Set to Sea by Drew Weing (Fantagraphics, 2014) Graphic Novels / Adventure / Poetry
The main character in Set to Sea is unnamed. He’s an aspiring poet, an oversized landlubber, and he hears the call of the sea. This means nothing more than maritime poetry on the pages of his journal, until he finds himself thrown headfirst—and quite against his will—into everything the sea has to offer in all its rollicking, harsh, brutal fury.
Set to Sea is a delightfully unexpected book. Harsh and wild, lyrical and thoughtful, it spins a nautical yarn that explores the scope of a life full of unexpected turns, finding significance in both the big and small moments, the dramatic and the mundane. The book is unassuming—simple in plot, short in pages and small in dimensions, but it packs a wallop, astonishingly evocative and effortlessly, impressively textured.
The graphics reflect the range of the story, combining wild cartoon art—clearly influenced by E. C. Segar’s Popeye comics—with some of the most deftly-rendered environments you’ll find in any picture book. For the record, this is not a kid’s book—there’s some sword-and-musket violence, nothing too graphic, but probably enough for a content warning.

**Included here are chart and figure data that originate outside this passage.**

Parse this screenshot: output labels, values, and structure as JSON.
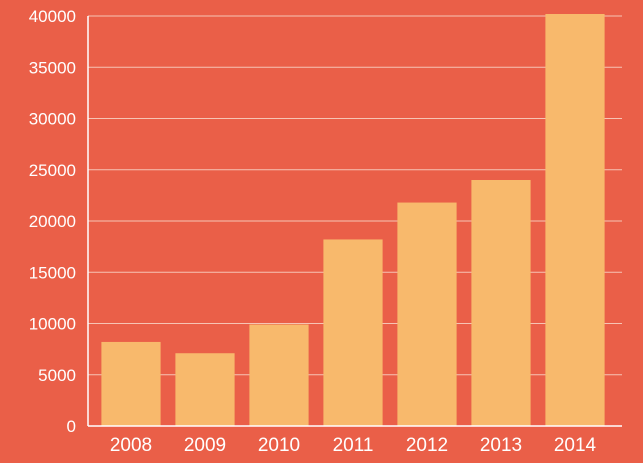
{
  "colors": {
    "background": "#ea5f48",
    "bar": "#f8b96c",
    "gridline": "#f6c4b4",
    "text": "#ffffff"
  },
  "chart_data": {
    "type": "bar",
    "title": "",
    "xlabel": "",
    "ylabel": "",
    "categories": [
      "2008",
      "2009",
      "2010",
      "2011",
      "2012",
      "2013",
      "2014"
    ],
    "values": [
      8200,
      7100,
      9900,
      18200,
      21800,
      24000,
      40200
    ],
    "ylim": [
      0,
      40000
    ],
    "yticks": [
      "0",
      "5000",
      "10000",
      "15000",
      "20000",
      "25000",
      "30000",
      "35000",
      "40000"
    ],
    "grid": true,
    "legend": "none"
  }
}
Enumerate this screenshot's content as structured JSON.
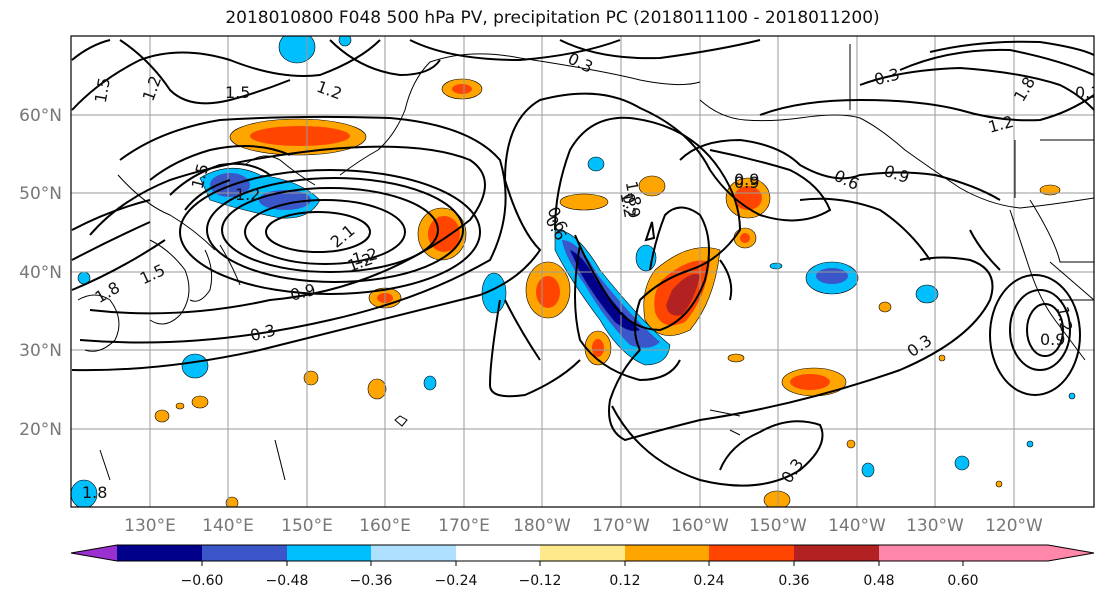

I can’t overemphasize the word ‘poetic,’ and not just because the main character is a poet. Each page in the book is a single drawing, and those drawings read like words in a poem, carrying on the rolling cadence of the story while drawing the reader in to dwell on each one in more depth. I find myself rushing through the book, caught up its momentum; I also find myself pausing on this page or that page to feel, to ponder, to explore.
And like a good poem, this one is worth multiple visits. You never know what new things you’ll discover when you Set to Sea.